GDP growth (in real terms) in Brazil is expected to rebound to 3% in 2021 and 2.5% in 2022, after a 4.1% contraction in 2020. Massive fiscal and monetary stimulus last year helped the country better cope with the crisis than its peers. However, the COVID-19 health crisis can continue to weigh on consumption and undermine the recovery.
Inflation expected to accelerate to 5.1% in 2021, above the central bank target of 3.75%, despite a considerable output gap. In an environment of persistent high inflation, currency weakness and deteriorating public finances, the central bank has already turned more hawkish this year, we expect the central bank will raise rates from 2% to 5% by the end of the year.
We forecast total premium growth (P&C and L&H) of almost 3.5% in real terms in 2021 and by 3.8% in 2022. Personal lines will be shaped by the recovery in economic activity and employment, and rate hardening will additionally support commercial lines.
Colombia's GDP is expected to increase by 5.4% in 2021 and 4.1% in 2022, following a contraction of 6.8% in 2020, the first decline in more than two decades. Improving domestic demand and significant monetary stimulus should support the recovery. The recent surge in oil prices, the country's main export, bodes well, while an improving labour market will boost household incomes. However, increasing numbers of COVID-19 cases and renewed mobility restrictions since the start of the year, combined with delayed vaccine rollout, could slow recovery.
With well-anchored inflation expectations and still weak economic activity, the central bank is likely to keep rates unchanged at 1.75% in the near-term. But tighter global financial conditions could trigger early hikes to prevent large capital outflows.
We forecast total premiums (P&C and L&H) to expand by 5.2% in real terms in 2021 and by 5.7% in 2022, on the back of a recovery in economic activity and insurance demand.

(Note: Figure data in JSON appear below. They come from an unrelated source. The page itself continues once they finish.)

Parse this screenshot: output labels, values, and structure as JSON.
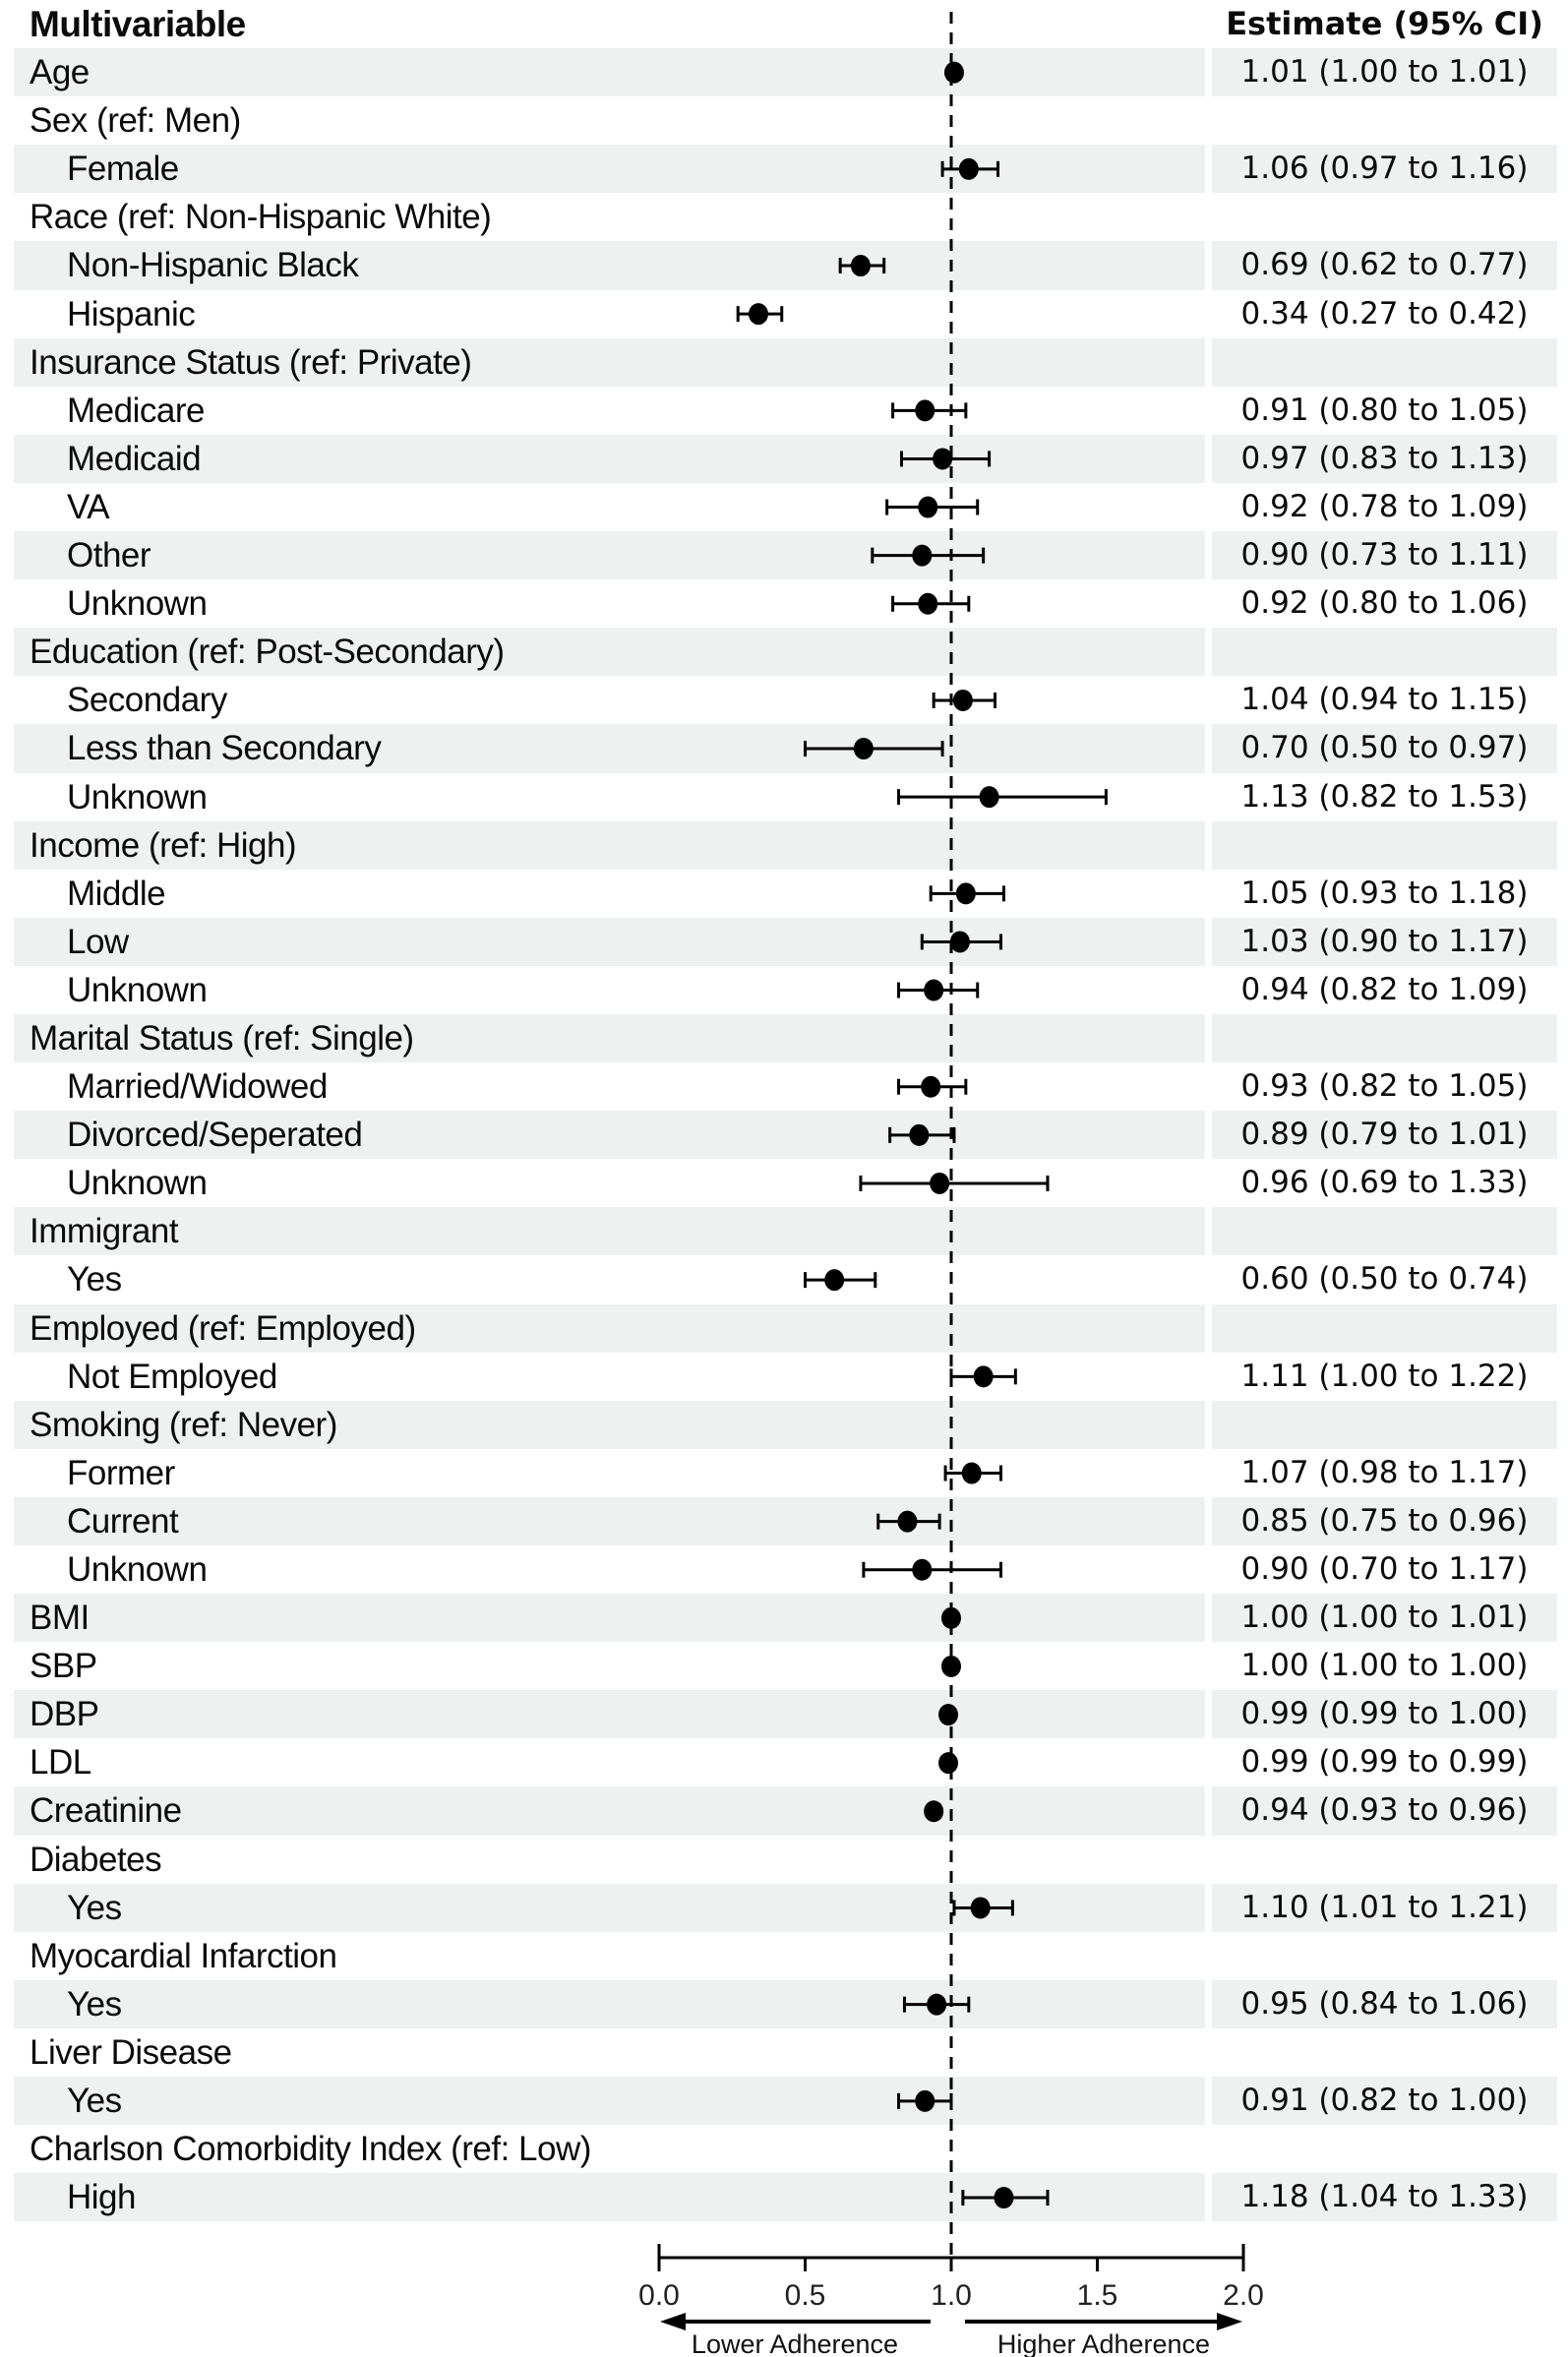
{
  "header": {
    "left": "Multivariable",
    "right": "Estimate (95% CI)"
  },
  "chart_data": {
    "type": "scatter",
    "variant": "forest-plot",
    "title": "Multivariable",
    "value_column_header": "Estimate (95% CI)",
    "axis": {
      "min": 0.0,
      "max": 2.0,
      "ref_line": 1.0,
      "ticks": [
        0.0,
        0.5,
        1.0,
        1.5,
        2.0
      ],
      "tick_labels": [
        "0.0",
        "0.5",
        "1.0",
        "1.5",
        "2.0"
      ]
    },
    "arrows": {
      "left": "Lower Adherence",
      "right": "Higher Adherence"
    },
    "colors": {
      "stripe": "#edf1f0",
      "marker": "#000000",
      "ref_line": "#000000",
      "axis": "#000000"
    },
    "rows": [
      {
        "label": "Age",
        "indent": 0,
        "estimate": "1.01 (1.00 to 1.01)",
        "point": 1.01,
        "lo": 1.0,
        "hi": 1.01
      },
      {
        "label": "Sex (ref: Men)",
        "indent": 0,
        "estimate": null,
        "point": null,
        "lo": null,
        "hi": null
      },
      {
        "label": "Female",
        "indent": 1,
        "estimate": "1.06 (0.97 to 1.16)",
        "point": 1.06,
        "lo": 0.97,
        "hi": 1.16
      },
      {
        "label": "Race (ref: Non-Hispanic White)",
        "indent": 0,
        "estimate": null,
        "point": null,
        "lo": null,
        "hi": null
      },
      {
        "label": "Non-Hispanic Black",
        "indent": 1,
        "estimate": "0.69 (0.62 to 0.77)",
        "point": 0.69,
        "lo": 0.62,
        "hi": 0.77
      },
      {
        "label": "Hispanic",
        "indent": 1,
        "estimate": "0.34 (0.27 to 0.42)",
        "point": 0.34,
        "lo": 0.27,
        "hi": 0.42
      },
      {
        "label": "Insurance Status (ref: Private)",
        "indent": 0,
        "estimate": null,
        "point": null,
        "lo": null,
        "hi": null
      },
      {
        "label": "Medicare",
        "indent": 1,
        "estimate": "0.91 (0.80 to 1.05)",
        "point": 0.91,
        "lo": 0.8,
        "hi": 1.05
      },
      {
        "label": "Medicaid",
        "indent": 1,
        "estimate": "0.97 (0.83 to 1.13)",
        "point": 0.97,
        "lo": 0.83,
        "hi": 1.13
      },
      {
        "label": "VA",
        "indent": 1,
        "estimate": "0.92 (0.78 to 1.09)",
        "point": 0.92,
        "lo": 0.78,
        "hi": 1.09
      },
      {
        "label": "Other",
        "indent": 1,
        "estimate": "0.90 (0.73 to 1.11)",
        "point": 0.9,
        "lo": 0.73,
        "hi": 1.11
      },
      {
        "label": "Unknown",
        "indent": 1,
        "estimate": "0.92 (0.80 to 1.06)",
        "point": 0.92,
        "lo": 0.8,
        "hi": 1.06
      },
      {
        "label": "Education (ref: Post-Secondary)",
        "indent": 0,
        "estimate": null,
        "point": null,
        "lo": null,
        "hi": null
      },
      {
        "label": "Secondary",
        "indent": 1,
        "estimate": "1.04 (0.94 to 1.15)",
        "point": 1.04,
        "lo": 0.94,
        "hi": 1.15
      },
      {
        "label": "Less than Secondary",
        "indent": 1,
        "estimate": "0.70 (0.50 to 0.97)",
        "point": 0.7,
        "lo": 0.5,
        "hi": 0.97
      },
      {
        "label": "Unknown",
        "indent": 1,
        "estimate": "1.13 (0.82 to 1.53)",
        "point": 1.13,
        "lo": 0.82,
        "hi": 1.53
      },
      {
        "label": "Income (ref: High)",
        "indent": 0,
        "estimate": null,
        "point": null,
        "lo": null,
        "hi": null
      },
      {
        "label": "Middle",
        "indent": 1,
        "estimate": "1.05 (0.93 to 1.18)",
        "point": 1.05,
        "lo": 0.93,
        "hi": 1.18
      },
      {
        "label": "Low",
        "indent": 1,
        "estimate": "1.03 (0.90 to 1.17)",
        "point": 1.03,
        "lo": 0.9,
        "hi": 1.17
      },
      {
        "label": "Unknown",
        "indent": 1,
        "estimate": "0.94 (0.82 to 1.09)",
        "point": 0.94,
        "lo": 0.82,
        "hi": 1.09
      },
      {
        "label": "Marital Status (ref: Single)",
        "indent": 0,
        "estimate": null,
        "point": null,
        "lo": null,
        "hi": null
      },
      {
        "label": "Married/Widowed",
        "indent": 1,
        "estimate": "0.93 (0.82 to 1.05)",
        "point": 0.93,
        "lo": 0.82,
        "hi": 1.05
      },
      {
        "label": "Divorced/Seperated",
        "indent": 1,
        "estimate": "0.89 (0.79 to 1.01)",
        "point": 0.89,
        "lo": 0.79,
        "hi": 1.01
      },
      {
        "label": "Unknown",
        "indent": 1,
        "estimate": "0.96 (0.69 to 1.33)",
        "point": 0.96,
        "lo": 0.69,
        "hi": 1.33
      },
      {
        "label": "Immigrant",
        "indent": 0,
        "estimate": null,
        "point": null,
        "lo": null,
        "hi": null
      },
      {
        "label": "Yes",
        "indent": 1,
        "estimate": "0.60 (0.50 to 0.74)",
        "point": 0.6,
        "lo": 0.5,
        "hi": 0.74
      },
      {
        "label": "Employed (ref: Employed)",
        "indent": 0,
        "estimate": null,
        "point": null,
        "lo": null,
        "hi": null
      },
      {
        "label": "Not Employed",
        "indent": 1,
        "estimate": "1.11 (1.00 to 1.22)",
        "point": 1.11,
        "lo": 1.0,
        "hi": 1.22
      },
      {
        "label": "Smoking (ref: Never)",
        "indent": 0,
        "estimate": null,
        "point": null,
        "lo": null,
        "hi": null
      },
      {
        "label": "Former",
        "indent": 1,
        "estimate": "1.07 (0.98 to 1.17)",
        "point": 1.07,
        "lo": 0.98,
        "hi": 1.17
      },
      {
        "label": "Current",
        "indent": 1,
        "estimate": "0.85 (0.75 to 0.96)",
        "point": 0.85,
        "lo": 0.75,
        "hi": 0.96
      },
      {
        "label": "Unknown",
        "indent": 1,
        "estimate": "0.90 (0.70 to 1.17)",
        "point": 0.9,
        "lo": 0.7,
        "hi": 1.17
      },
      {
        "label": "BMI",
        "indent": 0,
        "estimate": "1.00 (1.00 to 1.01)",
        "point": 1.0,
        "lo": 1.0,
        "hi": 1.01
      },
      {
        "label": "SBP",
        "indent": 0,
        "estimate": "1.00 (1.00 to 1.00)",
        "point": 1.0,
        "lo": 1.0,
        "hi": 1.0
      },
      {
        "label": "DBP",
        "indent": 0,
        "estimate": "0.99 (0.99 to 1.00)",
        "point": 0.99,
        "lo": 0.99,
        "hi": 1.0
      },
      {
        "label": "LDL",
        "indent": 0,
        "estimate": "0.99 (0.99 to 0.99)",
        "point": 0.99,
        "lo": 0.99,
        "hi": 0.99
      },
      {
        "label": "Creatinine",
        "indent": 0,
        "estimate": "0.94 (0.93 to 0.96)",
        "point": 0.94,
        "lo": 0.93,
        "hi": 0.96
      },
      {
        "label": "Diabetes",
        "indent": 0,
        "estimate": null,
        "point": null,
        "lo": null,
        "hi": null
      },
      {
        "label": "Yes",
        "indent": 1,
        "estimate": "1.10 (1.01 to 1.21)",
        "point": 1.1,
        "lo": 1.01,
        "hi": 1.21
      },
      {
        "label": "Myocardial Infarction",
        "indent": 0,
        "estimate": null,
        "point": null,
        "lo": null,
        "hi": null
      },
      {
        "label": "Yes",
        "indent": 1,
        "estimate": "0.95 (0.84 to 1.06)",
        "point": 0.95,
        "lo": 0.84,
        "hi": 1.06
      },
      {
        "label": "Liver Disease",
        "indent": 0,
        "estimate": null,
        "point": null,
        "lo": null,
        "hi": null
      },
      {
        "label": "Yes",
        "indent": 1,
        "estimate": "0.91 (0.82 to 1.00)",
        "point": 0.91,
        "lo": 0.82,
        "hi": 1.0
      },
      {
        "label": "Charlson Comorbidity Index (ref: Low)",
        "indent": 0,
        "estimate": null,
        "point": null,
        "lo": null,
        "hi": null
      },
      {
        "label": "High",
        "indent": 1,
        "estimate": "1.18 (1.04 to 1.33)",
        "point": 1.18,
        "lo": 1.04,
        "hi": 1.33
      }
    ]
  }
}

Economic growth in Mexico is expected to bounce back to 5% this year and 3% in 2022, after declining by 8.5% in 2020. The main driver will be the industrial sector, as a strong recovery in the US increases demand for Mexico's manufacturing exports.
Inflation expected to accelerate to an average of 4.5% in 2021, slightly above the 4% upper bound of the central bank's target range. With inflationary pressures, widening bond yields and exchange rates volatility, we expect the central bank to keep rates unchanged at 4% until 2022. However, there is the chance of earlier-than-expected interest hikes, just as in some other large emerging markets (eg, Brazil, Turkey, Russia).
We forecast total premium growth (P&C and L&H) just shy of 6% in real terms in 2021 and 4.3% in 2022 due to the 2020 base effect and economic recovery from there.